Verden.

Cyberkriminelle haben offenbar erneut in großem Stil Zugangsdaten von Internet-Nutzern gestohlen. Die Staatsanwaltschaft in Verden ist nach Informationen von Spiegel online auf 18 Millionen E-Mail-Adressen inklusive Passwörtern gestoßen. Das wäre der bisher größte bekannte Fall von Datendiebstahl in Deutschland. Die Spur der Täter führt angeblich nach Osteuropa. Einzelheiten will die Behörde noch nicht preisgeben, bestätigt aber grundsätzlich den Bericht des Online-Dienstes.

Eine geknackte E-Mail-Adresse, das klingt zunächst einmal nicht besonders dramatisch. Kann es aber werden. Für geknackte Zugangsdaten gibt es nämlich einen florierenden Schwarzmarkt. Nach Schätzung von Experten sind deshalb aktuell etwa 30 000 verschiedene Schadprogramme im Einsatz, die darauf abzielen, massenhaft personenbezogene Daten aus dem Netz zu saugen.

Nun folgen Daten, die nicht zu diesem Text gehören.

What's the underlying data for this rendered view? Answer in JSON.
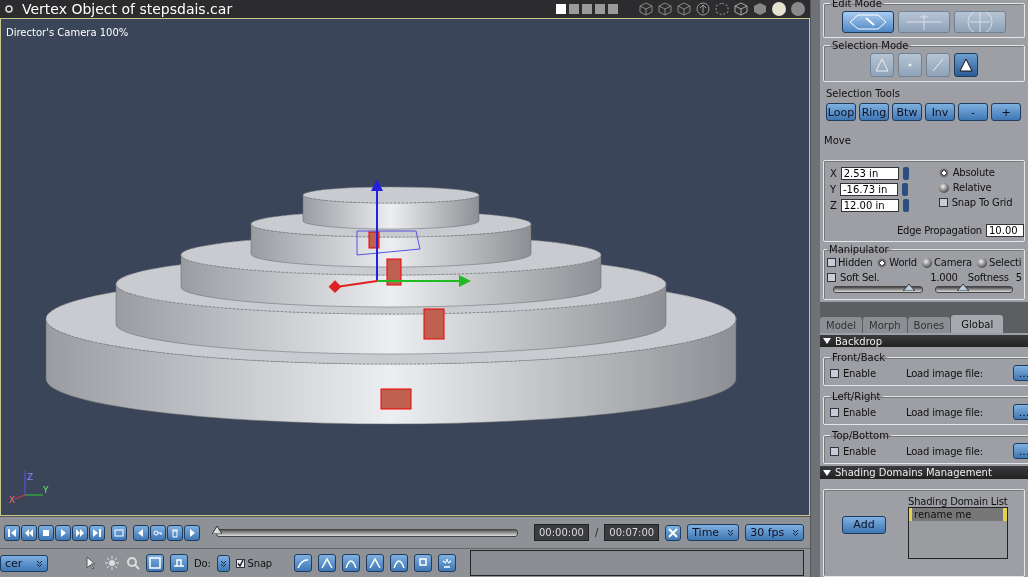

Denn abgesehen davon, dass sich diese Adressen recht einfach zum Versenden sogenannter Spam-Nachrichten nutzen lassen, haben viele Internet-Nutzer die Angewohnheit, das Passwort, das sie zum Abruf ihrer elektronischen Post nutzen, auch für andere Online-Angebote zu verwenden. Außerdem gibt es Internet-Dienste, bei denen man sich mit der E-Mail-Adresse und Passwort einloggt – der Bezahldienst „PayPal“ etwa gehört dazu. Für Zugriffe auf Bankkonten allerdings dürfte die E-Mail-Adresse alleine in den meisten Fällen nicht ausreichend sein.

Wie viele Deutsche von dem neuen Datendienstahl betroffen sind, ist derzeit noch nicht klar. Viele Adressen können offenbar nicht eindeutig zugeordnet werden, weil sie nicht mit .de enden, sondern mit der internationalen Endung .com. Laut Spiegel gehen die Fahnder davon aus, dass mindestens drei Millionen deutsche Konten geknackt worden sind. Von dem Fischzug seien alle großen deutschen E-Mail-Provider und mehrere internationale Anbieter betroffen. Und anders als bei ähnlichen Diebstählen sollen die meisten dieser Konten auch noch aktiv sein. Einige würden bereits für kriminelle Machenschaften genutzt. Zahlen und Behauptungen, die Lutz Gaebel, Sprecher der Staatsanwaltschaft Verden so nicht bestätigen will: „Dazu sagen wir nichts.“

Die Verdener Fahnder gelten als Spezialisten in Sachen Cyberkriminalität. Sie ermitteln bereits seit einiger Zeit gegen Hintermänner des sogenannten BKA-Trojaners. Das Programm erweckt den Eindruck, es sei vom Bundeskriminalamt. Wird es von ahnungslosen Computernutzern daraufhin geöffnet, blockiert es den PC und lässt sich erst nach Zahlung eines Geldbetrages wieder abschalten.

Im Rahmen dieser Ermittlungen waren die Staatsanwälte zum Jahreswechsel auf 16 Millionen gestohlene E-Mail-Adressen gestoßen, die auf einem Server im Ausland lagen. Nun sind es also noch einmal 18 Millionen. „Es gibt keine Schnittmenge zwischen beiden Funden“, sagt Gaebel und will deshalb auch nicht mutmaßen, ob es sich um ein und dieselben Täter handelt. Man habe auch die neuen Adressen an das Bundesamt für Sicherheit in der Informationstechnik (BSI) übermittelt.

BSI ist informiert

Das Amt hatte im Januar die Öffentlichkeit informiert und alle Bundesbürger aufgefordert, auf einer speziell eingerichteten Internetseite der Behörde ihre E-Mail-Adresse zu überprüfen. Daraufhin gingen innerhalb kurzer Zeit mehr als 30 Millionen Anfragen ein, rund 1,6 Millionen Adressen waren tatsächlich betroffen. Zum aktuellen Fall hat sich das BSI bisher nicht geäußert.